Everyone loves a good game that goes into overtime but no more dry scraping to try to end more games before shootouts? That is what the NHL ordered in their annual November meeting.
The league has officially said goodbye to Zambonis scraping ice without laying water between the end of the final period and the start of overtime effective this week. The main idea of it was to cut down the major competition. It would supposedly improve ice quality, easier passes and better ways to just shoot and score.
It was the audience who were the main critics in this case. The time between regulation and OT actually starting was thought to be a waste of time. Zamboni dry scrapes usually took about five minutes to complete but have gone up to six and a half in some cases. At the meeting, the NHL’s general managers decided that shoveling rather that a dry scrape of the ice during this in-between period would be more beneficial to everyone involved.
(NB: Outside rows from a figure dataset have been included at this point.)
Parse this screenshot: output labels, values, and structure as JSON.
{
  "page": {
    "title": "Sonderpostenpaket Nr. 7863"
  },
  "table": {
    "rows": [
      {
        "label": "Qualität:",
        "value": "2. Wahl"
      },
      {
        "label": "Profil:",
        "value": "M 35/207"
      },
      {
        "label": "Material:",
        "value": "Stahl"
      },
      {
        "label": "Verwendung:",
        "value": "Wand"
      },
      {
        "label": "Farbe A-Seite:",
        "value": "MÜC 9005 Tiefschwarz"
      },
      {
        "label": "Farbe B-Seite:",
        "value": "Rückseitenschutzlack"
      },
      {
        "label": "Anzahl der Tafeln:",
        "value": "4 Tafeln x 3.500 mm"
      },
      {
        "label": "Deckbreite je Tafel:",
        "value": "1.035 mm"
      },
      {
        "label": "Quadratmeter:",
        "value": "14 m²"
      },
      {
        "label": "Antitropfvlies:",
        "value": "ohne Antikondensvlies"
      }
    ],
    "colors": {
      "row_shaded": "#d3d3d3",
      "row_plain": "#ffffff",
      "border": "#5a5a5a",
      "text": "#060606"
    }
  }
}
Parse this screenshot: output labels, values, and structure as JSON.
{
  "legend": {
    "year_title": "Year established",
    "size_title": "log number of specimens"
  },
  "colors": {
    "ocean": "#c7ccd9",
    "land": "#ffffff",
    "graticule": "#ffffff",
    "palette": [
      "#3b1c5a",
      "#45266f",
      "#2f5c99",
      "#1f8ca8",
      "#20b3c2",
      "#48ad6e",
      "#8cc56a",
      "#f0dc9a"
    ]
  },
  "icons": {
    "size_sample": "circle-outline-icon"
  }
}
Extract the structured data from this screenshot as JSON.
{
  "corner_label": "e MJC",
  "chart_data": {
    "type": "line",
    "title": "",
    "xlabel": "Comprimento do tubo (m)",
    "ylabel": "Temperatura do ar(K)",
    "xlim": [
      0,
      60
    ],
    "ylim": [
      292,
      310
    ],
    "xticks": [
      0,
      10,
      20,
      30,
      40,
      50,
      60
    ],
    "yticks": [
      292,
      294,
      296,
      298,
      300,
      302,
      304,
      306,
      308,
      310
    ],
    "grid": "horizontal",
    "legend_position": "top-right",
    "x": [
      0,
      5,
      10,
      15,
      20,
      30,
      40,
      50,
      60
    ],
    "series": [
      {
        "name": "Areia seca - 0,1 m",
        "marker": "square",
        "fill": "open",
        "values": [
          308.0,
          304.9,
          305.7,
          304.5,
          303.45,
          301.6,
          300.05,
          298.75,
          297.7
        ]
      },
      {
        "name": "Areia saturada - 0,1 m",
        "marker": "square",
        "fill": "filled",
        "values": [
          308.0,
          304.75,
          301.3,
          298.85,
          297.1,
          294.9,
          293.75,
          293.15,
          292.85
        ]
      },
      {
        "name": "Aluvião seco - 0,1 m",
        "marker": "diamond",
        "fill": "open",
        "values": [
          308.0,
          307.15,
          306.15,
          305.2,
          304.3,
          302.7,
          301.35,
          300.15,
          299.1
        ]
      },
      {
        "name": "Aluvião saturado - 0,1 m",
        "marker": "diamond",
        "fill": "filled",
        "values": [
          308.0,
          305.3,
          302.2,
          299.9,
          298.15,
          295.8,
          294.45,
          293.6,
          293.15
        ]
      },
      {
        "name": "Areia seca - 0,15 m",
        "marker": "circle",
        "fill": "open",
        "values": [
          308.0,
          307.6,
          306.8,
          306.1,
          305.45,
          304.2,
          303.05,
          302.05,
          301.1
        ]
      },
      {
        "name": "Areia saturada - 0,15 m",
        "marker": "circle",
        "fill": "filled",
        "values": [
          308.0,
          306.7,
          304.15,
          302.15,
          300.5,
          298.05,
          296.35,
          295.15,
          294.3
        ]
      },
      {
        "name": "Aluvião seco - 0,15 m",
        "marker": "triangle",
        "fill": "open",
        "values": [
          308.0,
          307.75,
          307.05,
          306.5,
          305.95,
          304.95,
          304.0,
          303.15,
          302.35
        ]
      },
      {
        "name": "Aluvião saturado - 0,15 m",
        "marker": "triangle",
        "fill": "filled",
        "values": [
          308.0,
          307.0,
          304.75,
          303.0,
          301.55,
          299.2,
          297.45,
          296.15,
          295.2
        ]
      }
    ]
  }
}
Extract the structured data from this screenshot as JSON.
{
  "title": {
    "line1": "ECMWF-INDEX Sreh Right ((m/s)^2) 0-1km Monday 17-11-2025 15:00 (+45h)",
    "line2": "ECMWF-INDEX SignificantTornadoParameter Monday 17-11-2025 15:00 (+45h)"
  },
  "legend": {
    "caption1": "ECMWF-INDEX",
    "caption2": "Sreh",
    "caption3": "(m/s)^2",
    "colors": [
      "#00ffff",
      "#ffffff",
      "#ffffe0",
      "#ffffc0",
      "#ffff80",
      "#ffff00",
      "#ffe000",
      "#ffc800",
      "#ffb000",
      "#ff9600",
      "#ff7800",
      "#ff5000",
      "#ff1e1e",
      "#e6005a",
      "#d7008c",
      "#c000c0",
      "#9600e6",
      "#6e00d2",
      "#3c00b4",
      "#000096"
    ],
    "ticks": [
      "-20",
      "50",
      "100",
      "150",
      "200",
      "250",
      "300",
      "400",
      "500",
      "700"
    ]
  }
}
The managers discussed that the ice and players would be just fine with this change. In the past, dry scrapes did not happen before shootouts and games were played just as well. Columbus Blue Jackets General Manager Jarmo Kekalainen said,
“I guess it just took a little too long. It took the excitement out of the end of the game. I think that’s what these meetings are for. We see something that wasn’t working the way we thought and correct it rather than just let it linger.”
That was not the only thing talked about at the meeting either. Other things discussed were player safety, goalie interference, no more waiting for the whistle, and a few other key points.
Some call it a “buzzkill” but others call it “waiting in anticipation”. Shootouts have always been great but understandably, if there is anything to try to improve the league in any way, it should be done.